Tell us your DIP1000 woes
Paul Backus
snarwin at gmail.com
Wed Aug 28 14:48:04 UTC 2024
On Sunday, 25 August 2024 at 13:10:22 UTC, Mike Parker wrote:
> Second, we'd like to get a number of examples of problems
> people have had with using DIP1000 that haven't shown up in
> Bugzilla. Walter wants to be as certain as he can whether such
> issues are fixable or if the design is fundamentally flawed.
Here's an issue that stems from a fundamental shortcoming of
DIP1000's design: you can't write a `@safe` `swap` function.
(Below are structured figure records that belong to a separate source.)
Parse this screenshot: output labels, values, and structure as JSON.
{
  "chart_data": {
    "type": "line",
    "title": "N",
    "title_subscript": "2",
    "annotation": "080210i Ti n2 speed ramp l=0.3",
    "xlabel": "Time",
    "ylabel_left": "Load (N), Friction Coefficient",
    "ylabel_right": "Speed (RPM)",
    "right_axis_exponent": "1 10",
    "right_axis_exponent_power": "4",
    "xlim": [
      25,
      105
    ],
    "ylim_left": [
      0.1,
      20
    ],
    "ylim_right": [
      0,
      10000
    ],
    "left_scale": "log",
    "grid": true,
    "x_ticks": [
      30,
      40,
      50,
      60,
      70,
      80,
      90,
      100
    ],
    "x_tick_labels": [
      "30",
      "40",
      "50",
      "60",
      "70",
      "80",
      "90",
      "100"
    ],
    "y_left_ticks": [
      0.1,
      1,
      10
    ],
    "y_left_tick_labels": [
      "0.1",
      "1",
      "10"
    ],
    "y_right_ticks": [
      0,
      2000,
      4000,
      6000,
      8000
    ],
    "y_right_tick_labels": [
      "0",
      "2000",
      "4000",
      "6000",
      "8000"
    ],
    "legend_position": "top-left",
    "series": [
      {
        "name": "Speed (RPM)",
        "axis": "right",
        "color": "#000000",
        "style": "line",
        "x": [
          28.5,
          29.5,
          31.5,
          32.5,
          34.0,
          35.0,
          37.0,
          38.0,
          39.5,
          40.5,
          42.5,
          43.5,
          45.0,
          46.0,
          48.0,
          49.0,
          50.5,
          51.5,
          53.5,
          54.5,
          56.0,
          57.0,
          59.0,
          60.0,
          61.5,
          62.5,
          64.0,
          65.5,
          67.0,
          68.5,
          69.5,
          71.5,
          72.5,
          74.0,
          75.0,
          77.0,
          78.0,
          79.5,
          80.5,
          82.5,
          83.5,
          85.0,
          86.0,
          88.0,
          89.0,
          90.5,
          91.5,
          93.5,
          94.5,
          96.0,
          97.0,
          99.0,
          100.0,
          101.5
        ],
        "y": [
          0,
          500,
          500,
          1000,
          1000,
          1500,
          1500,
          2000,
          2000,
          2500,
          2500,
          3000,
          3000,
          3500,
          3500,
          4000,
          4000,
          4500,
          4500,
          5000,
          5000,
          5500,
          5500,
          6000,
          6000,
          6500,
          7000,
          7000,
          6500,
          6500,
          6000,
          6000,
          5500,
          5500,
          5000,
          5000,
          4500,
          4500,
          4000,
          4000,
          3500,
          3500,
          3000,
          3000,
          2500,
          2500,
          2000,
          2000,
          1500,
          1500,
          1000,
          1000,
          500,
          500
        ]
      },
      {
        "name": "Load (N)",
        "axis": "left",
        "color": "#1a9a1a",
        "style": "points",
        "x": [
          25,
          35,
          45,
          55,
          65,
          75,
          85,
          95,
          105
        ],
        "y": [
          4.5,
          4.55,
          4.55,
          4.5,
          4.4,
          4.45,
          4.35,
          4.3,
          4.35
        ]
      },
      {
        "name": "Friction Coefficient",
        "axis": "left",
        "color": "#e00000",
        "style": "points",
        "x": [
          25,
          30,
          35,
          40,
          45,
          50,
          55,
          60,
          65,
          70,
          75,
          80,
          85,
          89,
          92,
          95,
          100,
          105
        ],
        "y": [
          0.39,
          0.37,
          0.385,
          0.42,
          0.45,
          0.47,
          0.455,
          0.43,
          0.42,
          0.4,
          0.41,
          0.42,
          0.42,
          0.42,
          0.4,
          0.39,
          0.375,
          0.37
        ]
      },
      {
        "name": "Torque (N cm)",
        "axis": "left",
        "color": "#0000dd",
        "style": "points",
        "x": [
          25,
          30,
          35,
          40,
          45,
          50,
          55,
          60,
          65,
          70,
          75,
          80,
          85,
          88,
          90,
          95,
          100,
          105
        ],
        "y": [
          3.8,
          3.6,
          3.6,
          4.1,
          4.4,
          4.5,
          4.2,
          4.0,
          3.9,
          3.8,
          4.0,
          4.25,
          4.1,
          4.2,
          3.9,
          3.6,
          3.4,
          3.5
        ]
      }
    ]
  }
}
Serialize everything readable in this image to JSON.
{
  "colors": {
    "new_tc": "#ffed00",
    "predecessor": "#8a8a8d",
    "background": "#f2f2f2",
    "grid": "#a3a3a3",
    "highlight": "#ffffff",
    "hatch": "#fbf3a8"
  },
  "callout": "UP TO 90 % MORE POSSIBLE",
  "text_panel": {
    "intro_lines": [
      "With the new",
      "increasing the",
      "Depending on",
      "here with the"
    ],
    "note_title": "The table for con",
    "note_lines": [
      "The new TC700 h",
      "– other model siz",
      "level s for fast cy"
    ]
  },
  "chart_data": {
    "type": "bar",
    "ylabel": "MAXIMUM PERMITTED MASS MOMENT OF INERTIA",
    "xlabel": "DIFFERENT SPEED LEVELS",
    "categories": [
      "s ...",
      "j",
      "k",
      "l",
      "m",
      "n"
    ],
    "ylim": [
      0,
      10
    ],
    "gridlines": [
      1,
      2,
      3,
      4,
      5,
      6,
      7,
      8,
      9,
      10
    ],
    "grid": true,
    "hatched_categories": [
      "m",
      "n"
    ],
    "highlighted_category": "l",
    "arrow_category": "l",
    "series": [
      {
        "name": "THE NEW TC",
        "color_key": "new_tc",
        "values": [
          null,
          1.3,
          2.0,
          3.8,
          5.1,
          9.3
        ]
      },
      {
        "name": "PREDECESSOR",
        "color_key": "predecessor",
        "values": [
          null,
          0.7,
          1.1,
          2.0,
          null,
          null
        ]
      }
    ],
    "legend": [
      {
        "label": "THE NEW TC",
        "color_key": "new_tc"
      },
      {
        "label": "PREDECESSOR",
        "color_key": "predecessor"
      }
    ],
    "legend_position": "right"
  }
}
Consider the following example:
@safe void swap(ref /* ??? */ int* a, ref return scope int*
b);
@safe unittest
{
int local;
static int global;
// Ensure both pointers have identical lexical scopes
static struct Pair { int* a, b; }
auto p1 = Pair(&local, &local);
auto p2 = Pair(&global, &global);
auto p3 = Pair(&local, &global);
auto p4 = Pair(&global, &local);
swap(p1.a, p1.b);
swap(p2.a, p2.b);
static assert(!__traits(compiles, swap(p3.a, p3.b)));
static assert(!__traits(compiles, swap(p4.a, p4.b)));
}
A correct, `@safe` function signature for `swap` should be able
to pass this unit test. However, under the DIP1000 system, there
is no possible combination of attributes for the parameter `a`
that will not cause one of the test cases to fail.
- `ref int* a` causes `swap(p1.a, p1.b)` to fail.
- Both `ref scope int* a` and `ref return scope int* a` cause
`swap(p3.a, p3.b)` to compile when it shouldn't.